The holiday season can bring a lot of expectations, both conscious and subconscious. I’ve decided to take a page out of my friend’s book and set my priorities early. My hope is that, like her, I can end the season with a sense of accomplishment and joy rather than the more typical vague disappointment about the things I don’t manage to do. Would you like to join me?

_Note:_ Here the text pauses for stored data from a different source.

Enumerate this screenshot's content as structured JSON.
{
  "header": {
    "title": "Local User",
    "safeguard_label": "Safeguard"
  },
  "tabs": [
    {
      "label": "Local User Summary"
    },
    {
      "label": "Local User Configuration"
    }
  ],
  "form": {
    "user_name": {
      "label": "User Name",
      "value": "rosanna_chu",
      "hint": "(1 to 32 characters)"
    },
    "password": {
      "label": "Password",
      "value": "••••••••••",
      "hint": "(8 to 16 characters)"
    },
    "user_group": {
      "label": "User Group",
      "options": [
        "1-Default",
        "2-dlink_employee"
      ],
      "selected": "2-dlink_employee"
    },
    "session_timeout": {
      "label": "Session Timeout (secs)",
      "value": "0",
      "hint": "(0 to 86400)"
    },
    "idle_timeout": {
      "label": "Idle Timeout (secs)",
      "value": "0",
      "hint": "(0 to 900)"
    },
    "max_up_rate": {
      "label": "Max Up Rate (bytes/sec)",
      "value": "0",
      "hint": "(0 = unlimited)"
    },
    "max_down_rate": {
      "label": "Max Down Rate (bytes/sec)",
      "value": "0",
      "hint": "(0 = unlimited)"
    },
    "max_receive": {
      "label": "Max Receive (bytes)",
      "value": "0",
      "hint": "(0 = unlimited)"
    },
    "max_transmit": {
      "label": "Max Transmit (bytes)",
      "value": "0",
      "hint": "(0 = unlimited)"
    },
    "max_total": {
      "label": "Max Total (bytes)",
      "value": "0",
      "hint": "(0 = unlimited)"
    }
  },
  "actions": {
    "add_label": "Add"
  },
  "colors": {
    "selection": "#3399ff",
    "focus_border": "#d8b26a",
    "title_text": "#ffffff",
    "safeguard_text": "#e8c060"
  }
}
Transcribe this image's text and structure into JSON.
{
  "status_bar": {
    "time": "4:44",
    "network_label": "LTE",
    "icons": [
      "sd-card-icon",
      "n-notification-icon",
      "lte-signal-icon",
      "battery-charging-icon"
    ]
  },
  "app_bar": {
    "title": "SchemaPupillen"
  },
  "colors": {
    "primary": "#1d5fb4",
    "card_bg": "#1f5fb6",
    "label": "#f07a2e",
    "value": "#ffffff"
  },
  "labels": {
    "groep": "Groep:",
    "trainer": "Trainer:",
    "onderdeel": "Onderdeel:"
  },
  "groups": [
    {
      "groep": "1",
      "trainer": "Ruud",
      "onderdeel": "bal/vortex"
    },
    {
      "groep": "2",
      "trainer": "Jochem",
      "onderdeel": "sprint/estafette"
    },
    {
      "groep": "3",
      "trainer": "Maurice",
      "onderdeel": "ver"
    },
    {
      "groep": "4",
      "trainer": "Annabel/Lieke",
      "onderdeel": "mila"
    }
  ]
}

I’ve broken the process into three steps:

1. Be Honest 

What is it that I really want to happen this year? Will I feel like a failure if my kids don’t collect lovely fall leaves, dip them into wax, and then string them in our living room? Am I hoping for a night of books in front of the tree? I think the trick to this is to dig into all of the expectations put on us by the outside sources and face them head on.

2. Narrow My List

Some of those things will just be impossible to accomplish. Every year I feel so much guilt over things that will never happen in my house. The people in my life need to get over the fact that they will not all receive a handmade individual gifts. More importantly, I will have to accept that they probably won’t care! Most of the things on my list will be probably be possible, but not if I try to do all of them. I need to sort through them and decide which of them are worth the struggle to accomplish.

3. Let it Go

Finally, the simplest and yet the hardest, I have to do what the song says, and let all of the other junk go. Once I decide what is important to me, I need to make sure I don’t try to do all of it anyway. Or, perhaps more important, I need to make sure I don’t feel guilty or shame from my decisions.

With thought and a bit of perseverance, I hope to end the year on a high note with a feeling of contentment for having navigated this tricky time. Perhaps you can join me and we can truly make this a season of joy.